И все равно я опоздал. Когда я притормозил у голубой изгороди вокруг Надиного дома, там уже стоял знакомый «Запорожец», а Петр Есаков разговаривал с Надей у калитки. На ее лице было написано затруднение — пускать ли его во двор или задержать до моего приезда на дальних подступах.
Я подошел и окликнул его:
— Здравствуйте, Есаков…
Он обернулся, удивленно приподнял брови, вежливенько усмехнулся:
— Чего-то не припоминаю я вас.
— Ладно дурака валять, — махнул я на него рукой. — Вы эти гримасы, ужимки и прыжки приберегите до другого раза — может, понадобятся, а меня вы хорошо помните и прекрасно знаете, кто я такой и, что я тут делаю…
— А-а! — обрадовался Есаков — Никак вы тот самый Тихонов, что по всем домам шастает, из всех душу вытрясает — как так случилось, что дедушка наш Коростылев хвост откинул?
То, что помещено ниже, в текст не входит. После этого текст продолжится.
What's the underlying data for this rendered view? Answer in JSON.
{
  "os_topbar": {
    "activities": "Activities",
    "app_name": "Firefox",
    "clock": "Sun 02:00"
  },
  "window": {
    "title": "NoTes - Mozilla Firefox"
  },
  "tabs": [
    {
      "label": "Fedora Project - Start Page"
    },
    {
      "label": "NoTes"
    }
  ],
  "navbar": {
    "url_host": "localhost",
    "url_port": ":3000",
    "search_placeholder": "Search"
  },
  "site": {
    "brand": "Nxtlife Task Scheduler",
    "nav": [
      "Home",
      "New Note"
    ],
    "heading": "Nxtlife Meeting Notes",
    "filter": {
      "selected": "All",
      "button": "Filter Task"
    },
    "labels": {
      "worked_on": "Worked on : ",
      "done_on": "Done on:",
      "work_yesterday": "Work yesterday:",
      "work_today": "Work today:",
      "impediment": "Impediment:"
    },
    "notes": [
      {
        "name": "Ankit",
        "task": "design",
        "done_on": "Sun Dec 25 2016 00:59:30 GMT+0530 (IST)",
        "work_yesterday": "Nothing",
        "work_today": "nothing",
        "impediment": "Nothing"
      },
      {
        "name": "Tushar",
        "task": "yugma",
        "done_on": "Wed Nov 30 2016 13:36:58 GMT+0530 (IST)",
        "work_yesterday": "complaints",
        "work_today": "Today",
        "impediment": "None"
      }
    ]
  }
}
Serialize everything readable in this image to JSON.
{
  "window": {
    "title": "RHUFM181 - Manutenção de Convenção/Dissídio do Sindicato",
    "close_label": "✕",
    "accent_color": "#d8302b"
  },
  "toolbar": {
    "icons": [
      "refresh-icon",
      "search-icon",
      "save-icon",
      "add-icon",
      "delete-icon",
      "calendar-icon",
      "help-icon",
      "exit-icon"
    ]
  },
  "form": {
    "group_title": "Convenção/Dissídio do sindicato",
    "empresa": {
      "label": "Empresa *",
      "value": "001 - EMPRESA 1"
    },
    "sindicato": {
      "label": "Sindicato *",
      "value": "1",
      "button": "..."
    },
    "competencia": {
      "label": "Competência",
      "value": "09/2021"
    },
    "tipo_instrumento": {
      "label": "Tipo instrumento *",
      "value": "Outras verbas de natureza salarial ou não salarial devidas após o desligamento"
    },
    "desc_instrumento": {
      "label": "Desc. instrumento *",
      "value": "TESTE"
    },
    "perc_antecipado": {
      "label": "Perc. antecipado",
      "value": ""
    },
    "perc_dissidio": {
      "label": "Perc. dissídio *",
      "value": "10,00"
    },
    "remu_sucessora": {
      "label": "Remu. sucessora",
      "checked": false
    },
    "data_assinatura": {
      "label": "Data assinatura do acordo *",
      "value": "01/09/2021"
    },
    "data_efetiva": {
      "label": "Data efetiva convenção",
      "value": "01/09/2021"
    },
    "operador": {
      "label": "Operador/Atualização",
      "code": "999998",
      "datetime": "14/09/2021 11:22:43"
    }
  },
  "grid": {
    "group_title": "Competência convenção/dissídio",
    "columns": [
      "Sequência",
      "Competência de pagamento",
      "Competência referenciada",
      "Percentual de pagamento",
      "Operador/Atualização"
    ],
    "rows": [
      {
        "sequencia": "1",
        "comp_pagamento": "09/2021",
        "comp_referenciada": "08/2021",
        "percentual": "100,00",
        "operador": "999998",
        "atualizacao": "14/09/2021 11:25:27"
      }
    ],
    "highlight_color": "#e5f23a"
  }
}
Такой был бравый боевой дедуган, здоровяк, молодец и спортсмен — ему бы сто лет жить, а он вдруг погиб в расцвете лет от предательского обреза затаившегося кулака! Не ошибся я? Вы и есть оно?
Он откровенно и радостно смеялся надо мной. Совершенно искренне, и не опасался он меня нисколько, потому, что знал наверняка — ничего, кроме жалобных подозрений и слезливых укоров, кроме сердцеразрывающих просьб задуматься о содеянном — мне предъявить ему нечего, а на слова мои ему — тьфу! И растирать не надо, само высохнет.
— Какая же ты пакость, Есаков! — с сердцем сказала Надя. От ярости она сжимала кулаки так, что побелели и резко проступили костяшки, и я испугался, что сейчас она бросится на него и ударит его в сытое красивое лицо этими костяшками
— на разрыв кожи, ломая суставы, не чувствующая боли, а переполненная лишь ненавистью и страданием.
— Надечка, голубка дорогая! — закричал весело Есаков. — Ошибочку давали! Я ведь вам все время объясняю, что вы меня не за того принимаете! Не пакость я и не сладость я, а сложный современный человек. Я, как киплинговский кот, хожу сам по себе!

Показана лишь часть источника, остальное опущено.